Menko Maritim menyatakan kasus brexit diupayakan tidak akan terjadi lagi. PUPR sudah melalukan upaya maksimal dengan mengaspal jalan yang laik jalan dan untuk jalan yang belum laik akan diperkeras agar dapat dilalui saat darurat. “Pemerintah menyediakan jalan darurat yang akan digunakan saat terjadi kemacetan panjang”, ungkap Luhut.
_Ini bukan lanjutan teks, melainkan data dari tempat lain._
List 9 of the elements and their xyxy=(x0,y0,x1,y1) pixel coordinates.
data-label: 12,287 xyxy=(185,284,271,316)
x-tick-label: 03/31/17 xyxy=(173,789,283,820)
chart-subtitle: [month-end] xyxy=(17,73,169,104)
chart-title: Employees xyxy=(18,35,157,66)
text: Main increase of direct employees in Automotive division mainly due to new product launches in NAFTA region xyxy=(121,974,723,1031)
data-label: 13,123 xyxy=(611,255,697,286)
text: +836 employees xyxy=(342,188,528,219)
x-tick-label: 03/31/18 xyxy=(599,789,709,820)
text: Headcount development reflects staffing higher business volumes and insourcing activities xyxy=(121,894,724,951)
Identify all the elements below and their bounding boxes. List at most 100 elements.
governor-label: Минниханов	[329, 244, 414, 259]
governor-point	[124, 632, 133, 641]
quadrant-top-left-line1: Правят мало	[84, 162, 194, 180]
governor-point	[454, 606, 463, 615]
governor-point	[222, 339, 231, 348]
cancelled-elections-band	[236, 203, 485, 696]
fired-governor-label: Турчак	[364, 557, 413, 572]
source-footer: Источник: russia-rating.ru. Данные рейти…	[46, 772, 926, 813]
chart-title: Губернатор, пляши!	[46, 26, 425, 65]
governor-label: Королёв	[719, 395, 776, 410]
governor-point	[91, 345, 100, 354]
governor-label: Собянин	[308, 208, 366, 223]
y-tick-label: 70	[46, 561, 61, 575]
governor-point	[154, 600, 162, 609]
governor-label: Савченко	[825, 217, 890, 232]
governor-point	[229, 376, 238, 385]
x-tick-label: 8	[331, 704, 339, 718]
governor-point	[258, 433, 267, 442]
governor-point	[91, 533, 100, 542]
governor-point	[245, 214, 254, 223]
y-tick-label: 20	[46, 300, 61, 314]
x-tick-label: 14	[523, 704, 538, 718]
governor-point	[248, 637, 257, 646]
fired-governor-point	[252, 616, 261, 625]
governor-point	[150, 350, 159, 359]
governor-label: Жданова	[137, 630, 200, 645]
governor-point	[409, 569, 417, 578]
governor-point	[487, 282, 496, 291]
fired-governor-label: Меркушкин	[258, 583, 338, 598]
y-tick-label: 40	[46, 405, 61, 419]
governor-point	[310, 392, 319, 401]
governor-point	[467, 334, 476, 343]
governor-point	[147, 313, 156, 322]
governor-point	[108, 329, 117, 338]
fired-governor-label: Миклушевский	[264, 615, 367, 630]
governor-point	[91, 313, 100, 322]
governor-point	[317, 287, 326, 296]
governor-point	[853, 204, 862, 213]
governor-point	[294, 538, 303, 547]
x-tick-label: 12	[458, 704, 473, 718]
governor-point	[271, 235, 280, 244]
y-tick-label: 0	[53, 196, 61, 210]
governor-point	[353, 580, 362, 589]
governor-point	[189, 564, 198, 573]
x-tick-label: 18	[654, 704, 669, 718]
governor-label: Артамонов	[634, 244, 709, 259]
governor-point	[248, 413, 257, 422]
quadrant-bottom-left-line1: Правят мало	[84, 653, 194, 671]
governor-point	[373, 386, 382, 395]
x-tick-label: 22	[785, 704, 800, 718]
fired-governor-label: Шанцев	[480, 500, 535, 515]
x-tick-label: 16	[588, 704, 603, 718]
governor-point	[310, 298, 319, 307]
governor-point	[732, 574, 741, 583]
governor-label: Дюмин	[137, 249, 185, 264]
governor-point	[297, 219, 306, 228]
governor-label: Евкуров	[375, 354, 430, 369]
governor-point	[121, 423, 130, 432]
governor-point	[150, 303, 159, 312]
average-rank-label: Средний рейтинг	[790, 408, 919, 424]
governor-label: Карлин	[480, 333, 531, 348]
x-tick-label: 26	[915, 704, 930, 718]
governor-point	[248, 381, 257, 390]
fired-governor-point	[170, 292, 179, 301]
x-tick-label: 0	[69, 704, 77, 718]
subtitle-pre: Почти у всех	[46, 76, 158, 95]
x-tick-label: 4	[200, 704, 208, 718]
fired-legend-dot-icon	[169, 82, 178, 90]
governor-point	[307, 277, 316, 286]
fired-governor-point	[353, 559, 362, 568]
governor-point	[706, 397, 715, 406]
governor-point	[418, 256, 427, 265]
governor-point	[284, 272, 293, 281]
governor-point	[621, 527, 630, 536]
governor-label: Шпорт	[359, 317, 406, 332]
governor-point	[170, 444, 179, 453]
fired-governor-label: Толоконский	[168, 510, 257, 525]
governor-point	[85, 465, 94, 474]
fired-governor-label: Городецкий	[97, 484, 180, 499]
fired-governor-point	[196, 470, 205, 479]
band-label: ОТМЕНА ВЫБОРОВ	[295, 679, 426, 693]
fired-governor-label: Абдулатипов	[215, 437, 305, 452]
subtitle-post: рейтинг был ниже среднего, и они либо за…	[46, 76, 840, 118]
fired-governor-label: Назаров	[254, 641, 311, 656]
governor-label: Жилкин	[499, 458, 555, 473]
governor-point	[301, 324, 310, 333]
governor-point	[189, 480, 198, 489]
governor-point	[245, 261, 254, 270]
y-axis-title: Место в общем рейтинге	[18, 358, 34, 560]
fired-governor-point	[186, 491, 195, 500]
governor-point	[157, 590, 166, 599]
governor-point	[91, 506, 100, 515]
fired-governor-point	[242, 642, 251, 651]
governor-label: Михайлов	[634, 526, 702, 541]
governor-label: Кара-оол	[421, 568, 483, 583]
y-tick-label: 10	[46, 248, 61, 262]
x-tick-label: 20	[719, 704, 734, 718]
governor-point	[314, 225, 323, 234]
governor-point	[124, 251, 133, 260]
Menurut Menkominfo, Prasarana mudik kali ini berubah, “sarana diperbaiki dan pemerintah fokus pada keselamatan, dari sektor kokunikasi sdh dilakukan drive test telekomunikasi di area prasarana mudik”.

Pemerintah pun menyediakan fasilitas pos kesehatan berupa ambulan roda empat dan dua untuk mengantisipasi jika ada kebutuhan media disaat macet. “Berdasarkan pada kasus brexit tahun lalu. Pemudik harus mempersiapkan kesiapan pribadi juga karena pemerintah sudah melakukan persiapan yang baik, jangan lupa jaga kesehatan jika sakit jangan dipaksakan untuk mudik”, tambah Menkes. Kemkes menyediakan pos kesehatan disemua titik mudik. “Kerjasama dan koordinasi pemerintah sudah baik. Pengemudi yang tidak fit jangan dipaksa menyetir dan saling menjaga kebersihan selama mudik”, ungkap Menkes.

Persiapan dan pantauan ketat juga dilakukan oleh Kementrian Perhubungan pada sektor Perhubungan Udara Rabu malam, pukul 22.15 WIB (21/6/2017). secara mendadak Direktur Jenderal Perhubungan Udara Kementerian Perhubungan Agus Santoso mendatangi Posko mudik di Soetta, Agus memantau arus mudik malam itu baik melalui layar pemantauan cctv realtime, mode rec. maupun layar monitoring data report yang terupdated setiap dua jam untuk melihat grafik pergerakan penumpang, pergerakan pesawat juga ekstra flight tidak ketinggalan.

Mengamati data sementara monitoring angkutan lebaran 2017. Grafik H-9 sampai H-7 mengalami kenaikan lebih dari 10% Hanya pada H-6 lebaran mengalami kenaikan kurang dari 10% dan melalui alat komunikasi radio, Agus juga mengecek pengamanan sekitar Bandara. Perimeter Selatan, Utara dan seluruh terminal dipantau satu per satu dengan teliti.

Begitu juga jalan darurat pun sudah dilakukan oleh PUPR untuk melayani masyarakat lebih baik. “Jalan darurat sudah dipersiapkan untuk dilalui jam 6 pagi sampai 6 sore saja, kondisinya memang masih berdebu dan jalan bergelombang”, ungkap Herry. Jalan darurat selebar 7 meter inj sudah dilengkapi dengan rambu dan rest area, dan masyarakat diminta untuk mengantisipasi kondisi berdebu dan hanya dapat ditempuh kecepatan maksimal 40km/jam.